India have written a letter to match referee Jeff Crowe complaining about the behaviour of the Australians.
Ishant Sharma's gesture was deemed "aggressive" by the ICC
It comes after the latest incident of a heated Test and one-day series saw Indian Ishant Sharma fined after being found guilty of aggressive behaviour.
Board of Control for Cricket in India (BCCI) secretary Niranjan Shah confirmed a letter had been written in the wake of Sunday's one-day match.
And he said: "Basically the Australian players are starting the whole thing."
Indian paceman Sharma pointed towards the dressing-rooms after dismissing Andrew Symonds during the match.
And Shah added: "I do not want our players to get into these type of things.
Everybody has recognised that this type of behaviour is not wanted
BCCI secretary Niranjan Shah
"The whole thing is started by the Australian players."
India paceman Sharma was fined 15% of his match fee for an "aggressive gesture" to Symonds in Sunday's match against Australia.
But match referee Crowe said: "Sharma may have been provoked and this was his first offence - hence the penalty was at the lower end of the scale."
India captain Mahendra Dhoni said that Sharma, 19, had been provoked by Symonds.
"He only reacted to what Symonds said to him," said Dhoni.
"If you're getting provoked then there are ways in which you can reply so you have to be careful about it.
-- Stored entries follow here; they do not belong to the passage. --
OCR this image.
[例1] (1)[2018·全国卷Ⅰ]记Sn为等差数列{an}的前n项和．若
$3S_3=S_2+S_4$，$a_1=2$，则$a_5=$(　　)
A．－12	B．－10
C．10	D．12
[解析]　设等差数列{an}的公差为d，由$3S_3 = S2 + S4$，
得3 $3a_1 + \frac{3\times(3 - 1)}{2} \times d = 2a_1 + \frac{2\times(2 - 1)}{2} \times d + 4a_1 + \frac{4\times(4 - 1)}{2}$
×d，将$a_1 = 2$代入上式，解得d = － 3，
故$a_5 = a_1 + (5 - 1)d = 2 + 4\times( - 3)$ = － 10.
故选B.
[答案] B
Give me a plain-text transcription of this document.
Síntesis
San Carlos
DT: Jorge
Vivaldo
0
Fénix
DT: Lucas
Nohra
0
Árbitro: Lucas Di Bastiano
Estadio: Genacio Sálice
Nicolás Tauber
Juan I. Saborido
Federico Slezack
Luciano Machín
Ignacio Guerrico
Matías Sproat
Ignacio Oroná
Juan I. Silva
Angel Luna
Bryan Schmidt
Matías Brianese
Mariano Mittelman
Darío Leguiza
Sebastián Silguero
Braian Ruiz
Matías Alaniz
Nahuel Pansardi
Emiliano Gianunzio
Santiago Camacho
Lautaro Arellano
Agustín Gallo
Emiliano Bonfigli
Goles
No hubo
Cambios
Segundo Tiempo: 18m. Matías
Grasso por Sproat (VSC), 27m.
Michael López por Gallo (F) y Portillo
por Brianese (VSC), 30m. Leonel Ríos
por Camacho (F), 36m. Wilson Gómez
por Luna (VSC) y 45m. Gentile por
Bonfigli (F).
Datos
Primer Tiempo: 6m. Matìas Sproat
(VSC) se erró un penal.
"We have youngsters in the side who will learn all these arts."
India defeated Sri Lanka on Tuesday to seal their place in the best of three one-day CB Series final against Australia.
The matches will bring to a close a controversial tour of Australia by the Indian team.
The Test series was marred by controversy after spinner Harbhajan Singh was charged for allegedly racially abusing Symonds.
The off-spinner was later cleared of racial abuse but charged with using abusive language.
The BCCI proposed a complete ban last week on the use of offensive and abusive language at a meeting of the International Cricket Council's chief executive's committee.
The ICC subsequently agreed to adopt a zero-tolerance approach - and Shah added: "As we put to the ICC, there should not be any abusive language or sledging.
"I hope the ICC will start some process to stop this before it gets out of hand, through the ICC giving more power to the umpires on the field.
"I had a chat with Australia Cricket Board chief executive John Sutherland recently and we are both concerned with it.
"Everybody has recognised that this type of behaviour is not wanted."